Production of fatty nitriles from fatty acids: fundamentals and alternative production routes
On November 23rd 2023, Carola Raffel successfully defended her PhD thesis 'Production of fatty nitriles from fatty acids: fundamentals and alternative production routes'
Combatting climate change means the chemical industry needs to change majorly, while still producing the same quality and quantity of goods. If we imagine the whole palette of chemical products as a tree, the products we use daily are at the top of the tree, its leaves; pharmaceuticals, cosmetics, plastic, and many more. They are made from different types of chemicals, the tree's branches, which are all coming from the same tree trunk, representing a few base chemicals. These base chemicals are made from the roots of the tree, which traditionally have been petroleum based feedstocks. The challenge is now to switch the chemical tree's roots - to source the feedstock from renewable resources, no longer from oil and gas. An example for a base chemical where this is possible are fatty nitriles. They are produced from fatty acids, which can be directly sourced from plant or animal fats and oils. The reaction has been carried out industrially since the 1930s, but little is known about the fundamentals of the reaction, which makes further intensification difficult. Traditionally, fatty acid is contacted with an excess of ammonia to produce fatty amide and water. The fatty amide dehydrates to the fatty nitrile.
The first chapter of the thesis gives a short overview over the topic. The second chapter dives into the thermodynamics and kinetics of the reaction, showing the the first reaction from fatty acid to fatty amide is comparatively quick and governed by an equilibrium between acid and amide, while the second reaction from amide to nitrile is comparatively slow.
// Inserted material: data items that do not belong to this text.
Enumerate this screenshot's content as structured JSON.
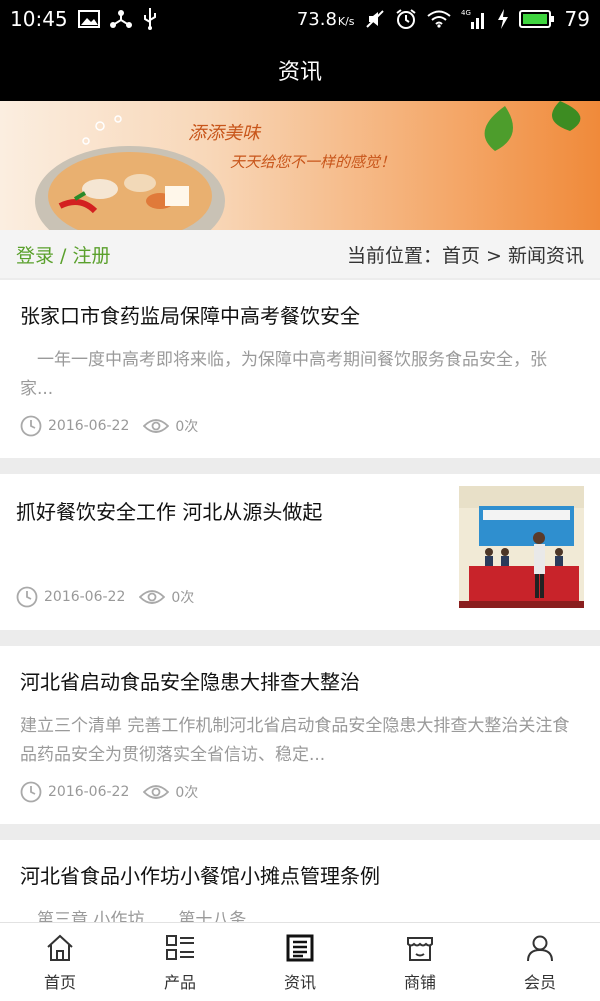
{
  "status_bar": {
    "time": "10:45",
    "speed": "73.8",
    "speed_unit": "K/s",
    "network": "4G",
    "battery": "79"
  },
  "header": {
    "title": "资讯"
  },
  "banner": {
    "line1": "添添美味",
    "line2": "天天给您不一样的感觉！"
  },
  "breadcrumb": {
    "login": "登录 / 注册",
    "location": "当前位置：首页 > 新闻资讯"
  },
  "news": [
    {
      "title": "张家口市食药监局保障中高考餐饮安全",
      "summary": "　一年一度中高考即将来临，为保障中高考期间餐饮服务食品安全，张家...",
      "date": "2016-06-22",
      "views": "0次"
    },
    {
      "title": "抓好餐饮安全工作 河北从源头做起",
      "summary": "",
      "date": "2016-06-22",
      "views": "0次"
    },
    {
      "title": "河北省启动食品安全隐患大排查大整治",
      "summary": "建立三个清单 完善工作机制河北省启动食品安全隐患大排查大整治关注食品药品安全为贯彻落实全省信访、稳定...",
      "date": "2016-06-22",
      "views": "0次"
    },
    {
      "title": "河北省食品小作坊小餐馆小摊点管理条例",
      "summary": "　第三章 小作坊　　第十八条",
      "date": "",
      "views": ""
    }
  ],
  "bottom_nav": [
    {
      "label": "首页",
      "icon": "home-icon"
    },
    {
      "label": "产品",
      "icon": "list-icon"
    },
    {
      "label": "资讯",
      "icon": "news-icon"
    },
    {
      "label": "商铺",
      "icon": "shop-icon"
    },
    {
      "label": "会员",
      "icon": "user-icon"
    }
  ],
  "colors": {
    "accent": "#5aa02c",
    "header_bg": "#000000",
    "meta": "#999999"
  }
}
Therefore we study the amide dehydration to nitrile in more depth in chapter 3, highlighting the reaction mechanism coordinated by dimer formation and the effect of water on both the equilibrium and the intrinsic kinetics. Chapter 4 presents an inline-analysis technique to follow the formation of amide in the reactor, as well as the side reaction of acid and ammonia to the ammonium salt. The inline-analysis technique allows to gather a high quantity of data, which can be used to study subtle changes such as the formation of different dimers, for which we found evidence. Now we turn towards an alternative production route for fatty nitriles from fatty acids; the traditional reaction pathway requires ammonia, which is toxic and can be difficult to use. Alternatively, fatty nitriles can be produced via transnitrilation, where fatty acid and a cheaply available nitrile exchange functional groups. The equilibrium of this reaction is studied in chapter 5, showing that its equilibrium constant of unity is temperature independent as the reaction is stochastic. This is applied to the transnitrilation of fatty acid and acetonitrile in a microflow reactor, studying the kinetics in chapter 6. Chapter 7 draws the main conclusions of the thesis and gives an outlook on further research.
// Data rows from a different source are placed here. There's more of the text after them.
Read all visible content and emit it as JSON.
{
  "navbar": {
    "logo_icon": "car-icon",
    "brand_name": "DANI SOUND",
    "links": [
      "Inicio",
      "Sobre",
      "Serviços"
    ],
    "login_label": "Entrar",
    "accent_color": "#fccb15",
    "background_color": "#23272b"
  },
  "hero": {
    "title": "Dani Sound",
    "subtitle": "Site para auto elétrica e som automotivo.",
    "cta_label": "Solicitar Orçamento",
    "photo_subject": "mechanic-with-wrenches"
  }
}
The traditional reaction is governed by a set of equilibrium reactions, whose kinetics, thermodynamics and mechanism were determined in this thesis, which can be used for intensification. To avoid the use of ammonia completely, transnitrilation is an alternative production route, and with the information on equilibrium and kinetics presented in this thesis, can also be simulated for intensification. Intensification of the traditional or alternative production route of fatty nitriles can make the production of the base chemical fatty nitrile in the "trunk" of the chemical tree more energy-efficient and sustainable.
Title of PhD thesis: Production of fatty nitriles from fatty acids: fundamentals and alternative production routes. Supervisors: Prof. John van der Schaaf and Prof. Fausto Gallucci.